Kyle Craft Dolls of Highland

Kyle Craft’s ‘Dolls of Highland’ Is Genuine Theater

Kyle Craft created high-drama with high-stakes, a Freudian fantasy, wherein sex and death interweave, or, rather, Thanatos and Eros commingle, like a seductive dance.

Dolls of Highland
Kyle Craft
Sub Pop
29 April 2016

Where are you tonight, Kyle Craft? Sailing the Mississippi River like Mark Twain? Or performing “Visions of Johanna” to any punter who gives him half a chance at the Bob Dylan Center? You tell me. After releasing three studio albums with Sub Pop, nothing has been publicly heard of him since 2019. It is as if Craft had stepped out of one world and entered another. No look back, no valediction, no bang nor whimper. Silence. Still, we wear his past like an overcoat in anticipation of a sign, or with the false sense of warm nostalgia.

Craft’s tale ended before it began; his disappearance was not unlike Bob Dylan‘s retreat to Woodstock in 1966, though, for all I know, Craft has neither had a motorcycle crash nor is holed up in a basement, where he is singing folk tunes about nonsense and absolution—or both.

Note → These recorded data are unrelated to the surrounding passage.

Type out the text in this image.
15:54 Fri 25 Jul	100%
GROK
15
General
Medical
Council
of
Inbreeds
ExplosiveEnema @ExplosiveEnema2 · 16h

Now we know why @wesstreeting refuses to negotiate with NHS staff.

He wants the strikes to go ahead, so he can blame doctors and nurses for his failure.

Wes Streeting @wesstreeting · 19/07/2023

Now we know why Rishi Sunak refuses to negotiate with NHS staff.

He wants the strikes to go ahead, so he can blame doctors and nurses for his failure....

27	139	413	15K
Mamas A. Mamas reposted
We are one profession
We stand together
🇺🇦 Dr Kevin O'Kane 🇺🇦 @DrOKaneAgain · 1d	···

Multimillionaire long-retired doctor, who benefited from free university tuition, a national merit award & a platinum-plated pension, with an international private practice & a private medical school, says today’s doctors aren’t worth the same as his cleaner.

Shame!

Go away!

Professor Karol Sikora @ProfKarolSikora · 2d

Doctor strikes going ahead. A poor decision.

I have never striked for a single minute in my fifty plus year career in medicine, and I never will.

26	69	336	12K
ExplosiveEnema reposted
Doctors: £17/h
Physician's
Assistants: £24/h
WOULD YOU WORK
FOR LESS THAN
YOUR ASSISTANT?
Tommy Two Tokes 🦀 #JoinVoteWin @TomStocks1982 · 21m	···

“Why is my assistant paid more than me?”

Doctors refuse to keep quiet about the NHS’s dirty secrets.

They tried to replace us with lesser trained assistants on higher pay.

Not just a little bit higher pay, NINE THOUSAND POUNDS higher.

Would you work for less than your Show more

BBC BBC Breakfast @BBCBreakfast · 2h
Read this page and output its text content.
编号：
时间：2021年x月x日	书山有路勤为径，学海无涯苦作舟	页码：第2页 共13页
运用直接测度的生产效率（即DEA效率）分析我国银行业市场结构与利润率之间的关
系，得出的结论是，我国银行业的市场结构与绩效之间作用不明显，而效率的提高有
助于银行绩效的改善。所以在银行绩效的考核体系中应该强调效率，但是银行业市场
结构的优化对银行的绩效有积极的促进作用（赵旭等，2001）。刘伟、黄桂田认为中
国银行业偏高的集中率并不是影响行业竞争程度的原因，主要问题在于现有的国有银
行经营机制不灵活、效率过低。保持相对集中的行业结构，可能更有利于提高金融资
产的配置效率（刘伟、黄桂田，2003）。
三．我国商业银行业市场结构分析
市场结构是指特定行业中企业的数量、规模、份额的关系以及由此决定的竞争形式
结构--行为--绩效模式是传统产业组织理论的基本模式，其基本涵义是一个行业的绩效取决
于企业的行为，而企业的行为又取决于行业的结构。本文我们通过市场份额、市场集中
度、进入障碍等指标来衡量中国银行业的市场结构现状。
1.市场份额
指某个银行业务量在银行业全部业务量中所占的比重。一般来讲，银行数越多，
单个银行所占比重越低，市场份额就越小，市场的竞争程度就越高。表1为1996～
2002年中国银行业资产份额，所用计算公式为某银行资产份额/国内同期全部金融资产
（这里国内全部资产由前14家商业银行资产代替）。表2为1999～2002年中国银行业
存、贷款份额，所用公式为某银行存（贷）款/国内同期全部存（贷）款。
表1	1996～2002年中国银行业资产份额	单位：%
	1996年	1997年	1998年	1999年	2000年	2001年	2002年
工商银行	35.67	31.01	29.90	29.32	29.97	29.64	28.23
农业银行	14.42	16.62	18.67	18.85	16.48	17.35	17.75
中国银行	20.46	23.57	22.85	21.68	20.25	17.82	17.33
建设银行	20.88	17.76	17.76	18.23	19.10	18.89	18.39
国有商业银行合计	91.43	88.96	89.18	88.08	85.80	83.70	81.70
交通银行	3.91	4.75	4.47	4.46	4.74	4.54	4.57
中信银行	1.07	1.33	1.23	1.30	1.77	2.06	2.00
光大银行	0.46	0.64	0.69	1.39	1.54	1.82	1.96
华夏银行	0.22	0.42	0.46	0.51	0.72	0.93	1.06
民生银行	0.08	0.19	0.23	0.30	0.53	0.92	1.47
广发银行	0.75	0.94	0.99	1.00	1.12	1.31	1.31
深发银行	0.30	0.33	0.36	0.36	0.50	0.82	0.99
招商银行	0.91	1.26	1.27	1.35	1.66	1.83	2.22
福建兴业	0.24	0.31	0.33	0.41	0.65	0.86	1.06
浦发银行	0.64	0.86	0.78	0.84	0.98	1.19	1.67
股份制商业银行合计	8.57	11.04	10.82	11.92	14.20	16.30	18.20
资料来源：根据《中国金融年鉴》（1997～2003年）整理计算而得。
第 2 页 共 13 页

We wouldn’t be interested in the whereabouts of Craft if not for his sybaritic 2016 debut record, Dolls of Highland, which is a work of sullied beauty, wherein the drama—from a lover jumping out of a window to a burlesque dancer—is a spectacle. A spate of images to get lost in, to distract us, to reflect us without knowing it. Thus, we fail to ask a question the album poses: what is the driving force behind the wild behaviour?

On the record, Kyle Craft implicitly suggests that something that takes a lifetime to learn or unlearn lies at the root of human behaviour: destruction. It is as if he had taken a lesson from the French intellectual Georges Bataille, who saw humanity running on the fumes of oblivion. Of course, we are driven by sex, though, as Freud promulgated, the death drive is another potent factor.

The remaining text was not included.